The leader of Germany's powerful Bavaria state said Sunday he would keep his deputy in the job despite a row over an old anti-Semitic leaflet, hoping to draw a line under the scandal ahead of a regional election.
Bavaria's conservative prime minister Markus Soeder said it would "not be proportionate" to sack Hubert Aiwanger -- a move that would have upended the southern state's ruling coalition.
Aiwanger has faced days of controversy over Nazi pamphlets found in his schoolbag as a teenager in the late 1980s.
The now 52-year-old is Bavaria's deputy premier and leader of the populist Free Voters party, the junior coalition partner to Soeder's conservative Christian Social Union (CSU).
Aiwanger has admitted being in possession of the leaflets but denies producing or distributing them. His brother has since claimed to be the author.
The document proposed a satirical quiz on "the biggest fatherland traitor" and offered as a prize "a free trip through the chimney in Auschwitz".

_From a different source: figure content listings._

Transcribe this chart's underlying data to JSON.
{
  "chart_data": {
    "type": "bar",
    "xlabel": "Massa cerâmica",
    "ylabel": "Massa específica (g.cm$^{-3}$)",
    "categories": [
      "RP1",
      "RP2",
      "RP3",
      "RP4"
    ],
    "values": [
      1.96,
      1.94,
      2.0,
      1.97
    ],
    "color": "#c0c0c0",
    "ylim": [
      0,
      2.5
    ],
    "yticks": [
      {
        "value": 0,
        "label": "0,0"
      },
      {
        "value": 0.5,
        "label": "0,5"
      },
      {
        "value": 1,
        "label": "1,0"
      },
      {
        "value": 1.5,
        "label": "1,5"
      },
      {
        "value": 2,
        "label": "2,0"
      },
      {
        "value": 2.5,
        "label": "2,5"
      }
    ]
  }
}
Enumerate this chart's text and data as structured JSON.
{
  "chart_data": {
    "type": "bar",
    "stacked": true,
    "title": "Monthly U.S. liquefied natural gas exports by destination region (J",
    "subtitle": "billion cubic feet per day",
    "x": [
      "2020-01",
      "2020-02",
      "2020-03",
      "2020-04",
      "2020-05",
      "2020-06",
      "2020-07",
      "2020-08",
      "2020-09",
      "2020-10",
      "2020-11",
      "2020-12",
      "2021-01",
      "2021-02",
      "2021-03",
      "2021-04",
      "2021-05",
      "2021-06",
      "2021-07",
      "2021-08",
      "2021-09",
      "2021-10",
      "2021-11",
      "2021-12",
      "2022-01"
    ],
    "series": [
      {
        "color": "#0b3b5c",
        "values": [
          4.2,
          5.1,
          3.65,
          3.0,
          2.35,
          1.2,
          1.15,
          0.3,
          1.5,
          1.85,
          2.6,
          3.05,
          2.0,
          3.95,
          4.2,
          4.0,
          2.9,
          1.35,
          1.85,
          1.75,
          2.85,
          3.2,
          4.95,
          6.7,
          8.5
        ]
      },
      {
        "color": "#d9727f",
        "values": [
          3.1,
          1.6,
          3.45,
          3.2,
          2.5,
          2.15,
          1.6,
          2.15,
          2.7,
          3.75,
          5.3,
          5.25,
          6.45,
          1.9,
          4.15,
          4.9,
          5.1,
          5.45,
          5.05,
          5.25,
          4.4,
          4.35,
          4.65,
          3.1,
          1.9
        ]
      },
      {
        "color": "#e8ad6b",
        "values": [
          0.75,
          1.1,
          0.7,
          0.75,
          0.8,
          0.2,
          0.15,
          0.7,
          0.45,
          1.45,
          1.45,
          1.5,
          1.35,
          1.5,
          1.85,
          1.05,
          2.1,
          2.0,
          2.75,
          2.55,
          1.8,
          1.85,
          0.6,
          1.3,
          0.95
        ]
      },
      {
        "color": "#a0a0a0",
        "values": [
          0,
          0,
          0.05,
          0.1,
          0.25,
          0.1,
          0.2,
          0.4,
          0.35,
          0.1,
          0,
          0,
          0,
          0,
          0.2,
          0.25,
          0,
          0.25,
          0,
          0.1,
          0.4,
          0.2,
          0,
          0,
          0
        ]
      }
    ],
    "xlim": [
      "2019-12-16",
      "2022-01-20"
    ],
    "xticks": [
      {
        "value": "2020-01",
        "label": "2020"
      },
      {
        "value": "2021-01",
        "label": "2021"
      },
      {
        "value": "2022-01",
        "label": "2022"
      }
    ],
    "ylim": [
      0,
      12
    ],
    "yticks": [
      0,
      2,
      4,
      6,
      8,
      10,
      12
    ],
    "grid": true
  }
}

Aiwanger, who is also Bavaria's economy minister, on Thursday said he had made mistakes in his youth and apologised for any hurt caused, especially to victims of Nazi-era atrocities.
Speaking at a Munich press conference, Soeder said although the leaflet was "disgusting" there was no evidence Aiwanger had written it.
Aiwanger had also expressed regret for what happened 35 years ago, he stressed.
"It's not just what you say at 16 that matters, but also how you deal with it as a 52-year-old," Soeder said.
"And if you show true remorse, it's easier to hope for forgiveness."
But Soeder stopped short of giving Aiwanger a free pass, notably criticising his deputy for not apologising sooner.
He also said Aiwanger's written answers to a list of 25 questions "were not all satisfactory".
- 'Witch hunt' -
Soeder said the events of the past week had "damaged Bavaria" and that Aiwanger would have to work to "win back lost trust" -- including by seeking out dialogue with Jewish communities.
The flyer revelations sparked widespread outrage in Germany, a country still atoning for the slaughter of six million European Jews in the Holocaust.
Former classmates also made further allegations in recent days, including accusing Aiwanger of telling Nazi jokes and giving the Hitler salute.
Aiwanger either denied the claims or said he could not recall the events.
Aiwanger, who has described himself as the victim of a "witch hunt", said Soeder's decision showed that "the campaign against me has failed".
"What I said from the beginning has now been confirmed: there is no reason to dismiss me," Aiwanger told Bild newspaper.
"We must now return to the day-to-day work for our state, so that Bavaria can continue to be governed in a stable and sensible manner from the autumn onwards."
- 'Bad for Germany' -
Keeping Aiwanger in office allows Soeder to keep his coalition government intact ahead of an October 8 regional election, for which postal voting has already begun.
Soeder is hoping for re-election and wants to continue governing with the right-wing Free Voters.
Latest opinion polls put support for Soeder's popular CSU at 39 percent, with the Free Voters at around 12 percent.
Soeder on Sunday again ruled out ditching the Free Voters, saying his CSU "definitely" won't team up with the leftist Greens who are polling at around 14 percent.
German Interior Minister Nancy Faeser, from Chancellor Olaf Scholz's Social Democrats, slammed Soeder's handling of the affair.
The Bavarian premier had "made a simple power calculation" and in doing so had "damaged our country's reputation", she told the RND media group.
Aiwanger had "neither apologised convincingly nor been able to dispel the accusations convincingly," she added.
Green party co-leader Omid Nouripour accused Soeder of putting political tactics above a proper reckoning with the past.
"That's indecent and bad for Bavaria, as well as bad for Germany," he told Spiegel magazine.